O Governo espanhol vai recorrer ao Tribunal Constitucional para anular a a lei aprovada pelo parlamento da Catalunha, que permite a investidura à distância de Carles Puigdemont.

O Governo espanhol decidiu esta quarta-feira recorrer ao Tribunal Constitucional contra a lei regional aprovada pelo parlamento da Catalunha que permitia a investidura à distância de Carles Puigdemont como presidente do governo regional catalão.

O anúncio foi feito pelo ministro porta-voz do executivo, Iñigo Mendez de Vigo, que espera que o Tribunal Constitucional aceite ainda hoje tramitar o caso, o que implicaria a suspensão imediata da lei sobre a Presidência da Generalitat (Governo regional) aprovada na semana passada.

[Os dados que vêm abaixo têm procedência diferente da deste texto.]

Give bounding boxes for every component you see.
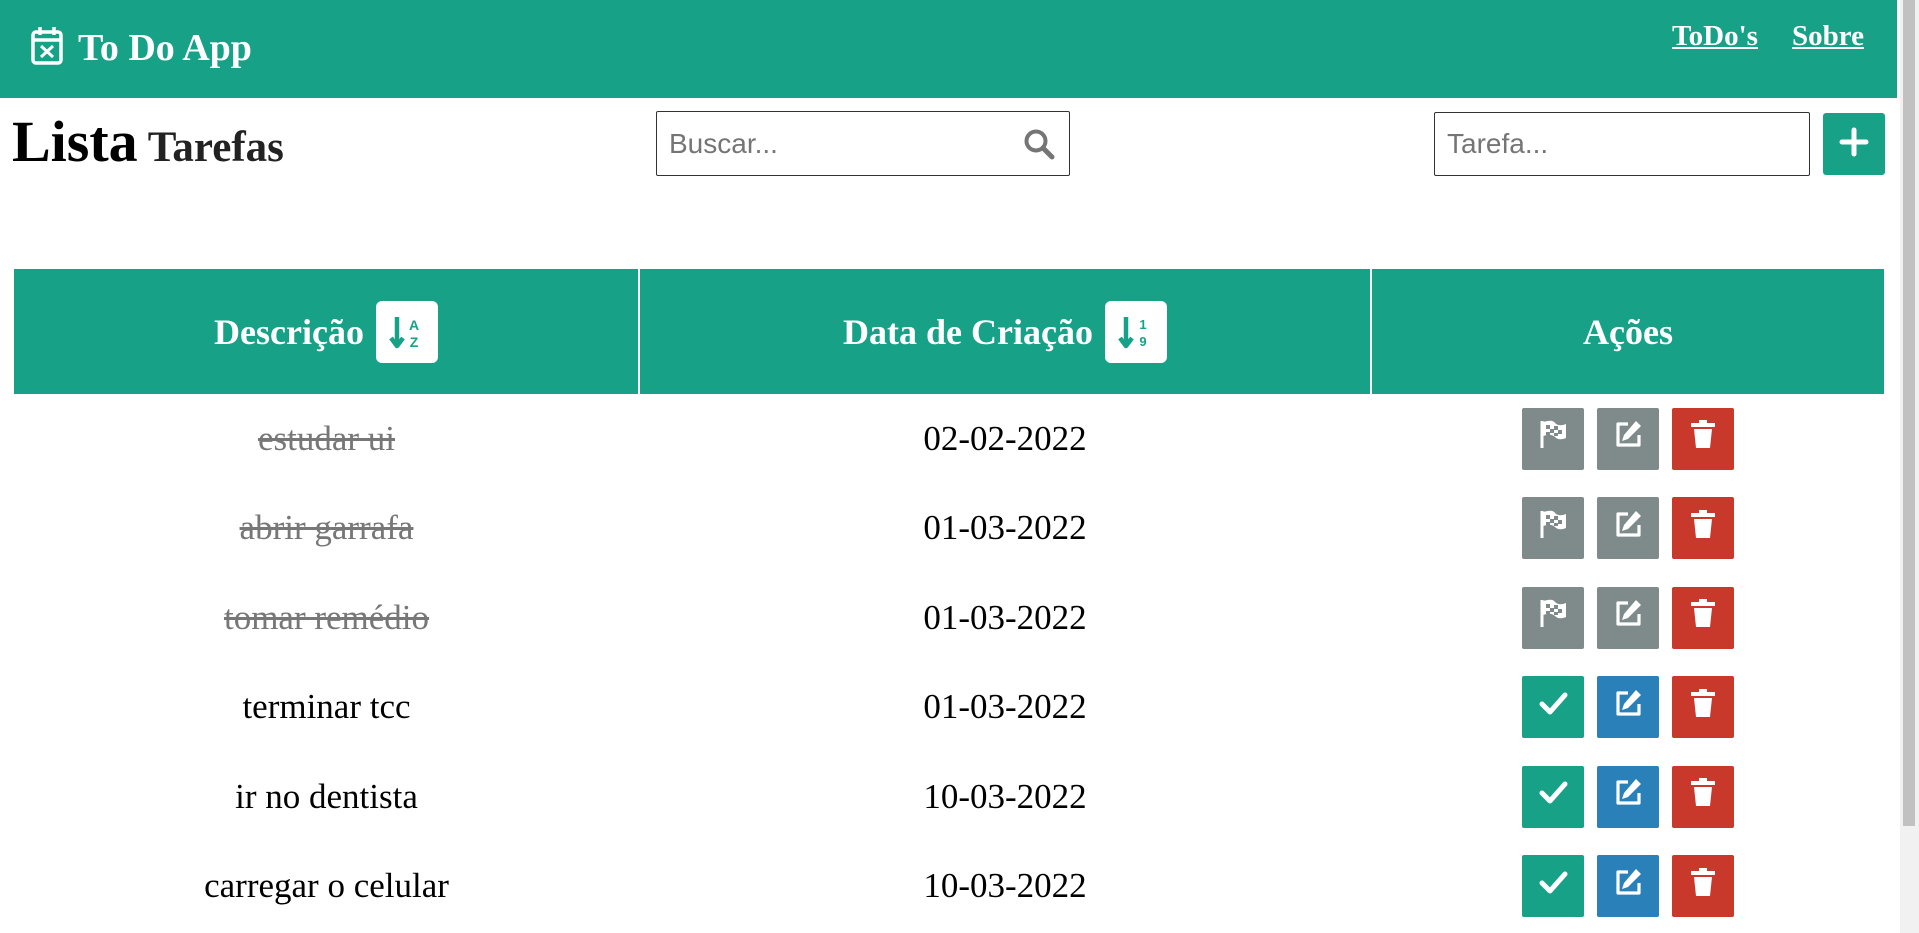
new-task-input[interactable] [1447, 113, 1777, 175]
delete-task-button[interactable] [1671, 497, 1734, 560]
table-row: estudar ui 02-02-2022 [14, 394, 1884, 484]
task-created-date: 01-03-2022 [923, 687, 1087, 727]
task-created-date: 01-03-2022 [923, 508, 1087, 548]
delete-task-button[interactable] [1671, 676, 1734, 739]
table-row: ir no dentista 10-03-2022 [14, 752, 1884, 842]
table-row: abrir garrafa 01-03-2022 [14, 484, 1884, 574]
sort-description-button[interactable]: A Z [375, 300, 438, 363]
table-row: terminar tcc 01-03-2022 [14, 663, 1884, 753]
task-description: abrir garrafa [239, 508, 414, 548]
page-title: Lista Tarefas [12, 108, 284, 175]
search-icon[interactable] [1023, 128, 1055, 165]
delete-task-button[interactable] [1671, 855, 1734, 918]
checkered-flag-icon [1537, 508, 1569, 549]
checkered-flag-icon [1537, 418, 1569, 459]
task-created-date: 01-03-2022 [923, 597, 1087, 637]
page-title-main: Lista [12, 109, 138, 174]
nav-link-todos[interactable]: ToDo's [1672, 20, 1758, 53]
reopen-task-button[interactable] [1521, 497, 1584, 560]
task-table: Descrição A Z Data de Criação 1 9 Ações … [14, 269, 1884, 931]
task-created-date: 10-03-2022 [923, 866, 1087, 906]
edit-icon [1612, 687, 1644, 728]
task-description: terminar tcc [242, 687, 411, 727]
task-table-body: estudar ui 02-02-2022 abrir garrafa 01-03-2… [14, 394, 1884, 931]
complete-task-button[interactable] [1521, 855, 1584, 918]
delete-task-button[interactable] [1671, 586, 1734, 649]
trash-icon [1687, 866, 1719, 907]
nav-link-sobre[interactable]: Sobre [1792, 20, 1864, 53]
scrollbar-thumb[interactable] [1903, 0, 1915, 826]
task-description: carregar o celular [204, 866, 449, 906]
column-header-actions: Ações [1370, 269, 1884, 394]
reopen-task-button[interactable] [1521, 407, 1584, 470]
check-icon [1537, 866, 1569, 907]
plus-icon [1839, 127, 1869, 162]
edit-icon [1612, 508, 1644, 549]
column-header-created: Data de Criação 1 9 [638, 269, 1371, 394]
column-label-description: Descrição [214, 311, 364, 352]
add-task-button[interactable] [1823, 113, 1885, 175]
sort-alpha-down-icon: A Z [389, 316, 419, 350]
svg-text:Z: Z [410, 334, 419, 350]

O primeiro-ministro, Mariano Rajoy, apelou esta manhã aos partidos independentistas catalães para fazerem um esforço para eleger um novo Governo regional em vez de estarem subordinados à vontade do ex-presidente regional Carles Puigdemont. “Espero que chegue o senso comum e a partir daí veremos entre todos se somos capazes de construir e terminamos com umas divisões que já se viu para o que servem: única e exclusivamente para dividir as pessoas”, disse Rajoy aos jornalistas.

O parlamento da Catalunha aprovou na passada sexta-feira, com os votos dos partidos independentistas, uma reforma da lei da Presidência regional. A maioria independentista não levou em consideração o parecer dos serviços jurídicos da assembleia regional que desaconselharam a reforma da legislação que habilita a instituição a investir o presidente do executivo da Catalunha por videoconferência.

O ex-presidente catalão, Carles Puigdemont, fugiu à justiça espanhola e aguarda na Alemanha a sua extradição para Espanha, onde é acusado de delitos de rebelião e peculato na organização de um referendo ilegal sobre a autodeterminação da Catalunha em 01 de outubro de 2017. Os partidos separatistas catalães voltaram a ganhar a maioria no parlamento regional em 21 de dezembro último, mas têm tido dificuldade em eleger o presidente da Generalitat.